Small-scale farmers in Tanzania are receiving support to improve food security in the face of the COVID-19 pandemic.
The report also indicates that the pandemic has exposed and intensified inequalities within and between countries.
As of 17 June, around 68 vaccine shots were administered for every 100 people in Europe and Northern America – compared with fewer than two, in sub-Saharan Africa.
Millions of children risk never returning to school; while rising numbers have been forced into child marriage and child labour. With trillions of tourist dollars lost during the pandemic shutdowns, the collapse of international tourism has disproportionally impacted struggling Small Island Developing States.
“The poorest and most vulnerable continue to be at greater risk of becoming infected by the virus and have borne the brunt of the economic fallout”, highlighted Mr. Zhenmin.
While an economic recovery is under way, led by China and the United States, in many other countries, economic growth is not expected to return to pre-pandemic levels before 2022 or 2023.
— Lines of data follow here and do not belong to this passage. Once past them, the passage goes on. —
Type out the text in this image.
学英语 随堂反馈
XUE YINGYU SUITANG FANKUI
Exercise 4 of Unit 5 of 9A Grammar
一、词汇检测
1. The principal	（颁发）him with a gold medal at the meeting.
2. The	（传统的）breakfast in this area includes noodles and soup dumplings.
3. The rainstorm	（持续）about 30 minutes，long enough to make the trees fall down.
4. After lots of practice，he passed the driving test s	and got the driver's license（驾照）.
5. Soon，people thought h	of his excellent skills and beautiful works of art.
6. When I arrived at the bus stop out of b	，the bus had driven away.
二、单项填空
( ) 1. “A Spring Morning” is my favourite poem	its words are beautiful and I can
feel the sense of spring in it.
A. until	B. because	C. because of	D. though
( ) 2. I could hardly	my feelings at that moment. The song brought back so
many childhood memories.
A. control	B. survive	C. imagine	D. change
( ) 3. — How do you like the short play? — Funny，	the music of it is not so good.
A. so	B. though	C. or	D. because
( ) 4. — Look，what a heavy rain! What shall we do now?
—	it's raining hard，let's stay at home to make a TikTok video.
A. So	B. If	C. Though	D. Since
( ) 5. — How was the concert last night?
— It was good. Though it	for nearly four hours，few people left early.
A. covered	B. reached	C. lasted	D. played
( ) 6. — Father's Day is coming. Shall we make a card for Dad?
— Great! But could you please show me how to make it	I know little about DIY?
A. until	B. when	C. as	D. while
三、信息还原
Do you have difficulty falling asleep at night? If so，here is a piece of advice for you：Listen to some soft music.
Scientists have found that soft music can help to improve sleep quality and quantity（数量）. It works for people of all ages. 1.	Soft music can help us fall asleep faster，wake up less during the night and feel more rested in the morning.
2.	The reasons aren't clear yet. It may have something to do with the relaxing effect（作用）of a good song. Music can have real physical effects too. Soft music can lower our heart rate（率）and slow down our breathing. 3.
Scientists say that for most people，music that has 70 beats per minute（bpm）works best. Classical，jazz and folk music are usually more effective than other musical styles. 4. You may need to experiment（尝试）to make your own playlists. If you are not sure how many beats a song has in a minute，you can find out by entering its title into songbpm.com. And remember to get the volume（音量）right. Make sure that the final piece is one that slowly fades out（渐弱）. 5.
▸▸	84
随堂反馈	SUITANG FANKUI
UNEP GRID Arendal/Peter Prokosch
African elephants are listed as vulnerable by the International Union for Conservation of Nature (IUCN), as the animals are poached for their ivory tusks.
Climate and biodiversity challenges
The report also confirms what UN agencies such as the World Meteorological Organization (WMO) have been sounding the alarm over: the economic slowdown in 2020 did little to slow the climate crisis, which continues largely unabated.
Concentrations of major greenhouse gases continued to increase, while the global average temperature was about 1.2°C above pre-industrial levels, dangerously close to the 1.5°C threshold, established in the Paris Agreement.
The world fell short as well on 2020 targets to halt biodiversity loss and a reversal of the 10 million hectares of forest which was lost each year, between 2015-2020.
Equality and finance The COVID-19 pandemic has also adversely affected progress towards gender equality. Violence against women and girls has intensified, child marriage is expected to increase, and women have suffered a disproportionate share of job losses and increased care responsibilities at home.
Meanwhile, global flows of foreign direct investment fell by 40% in 2020 compared to 2019. The document shows the pandemic has brought immense financial challenges, especially for developing countries – with a significant rise in debt distress.
Brighter future still possible
“This report paints a worrying picture regarding the state of the SDGs. Yet, it also highlights stories of resilience, adaptability and innovation during the crisis, which indicate a brighter future is possible”, underscored Mr. Zhenmin.
He added that there are signs that countries are taking steps under their recovery plans, that could improve SDG action, and that the next 18 months are critical.
According to the report, to get the SDGs back on track, governments, cities, businesses and industries have to use the recovery to adopt low-carbon, resilient and inclusive development pathways that will reduce carbon emissions, conserve natural resources, create better jobs, advance gender equality and tackle growing inequities
“We are at a critical juncture in human history. The decisions and actions we take today will have momentous consequences for future generations. Lessons learned from the pandemic will help us rise to current and future challenges”, Mr. Zhenmin urged.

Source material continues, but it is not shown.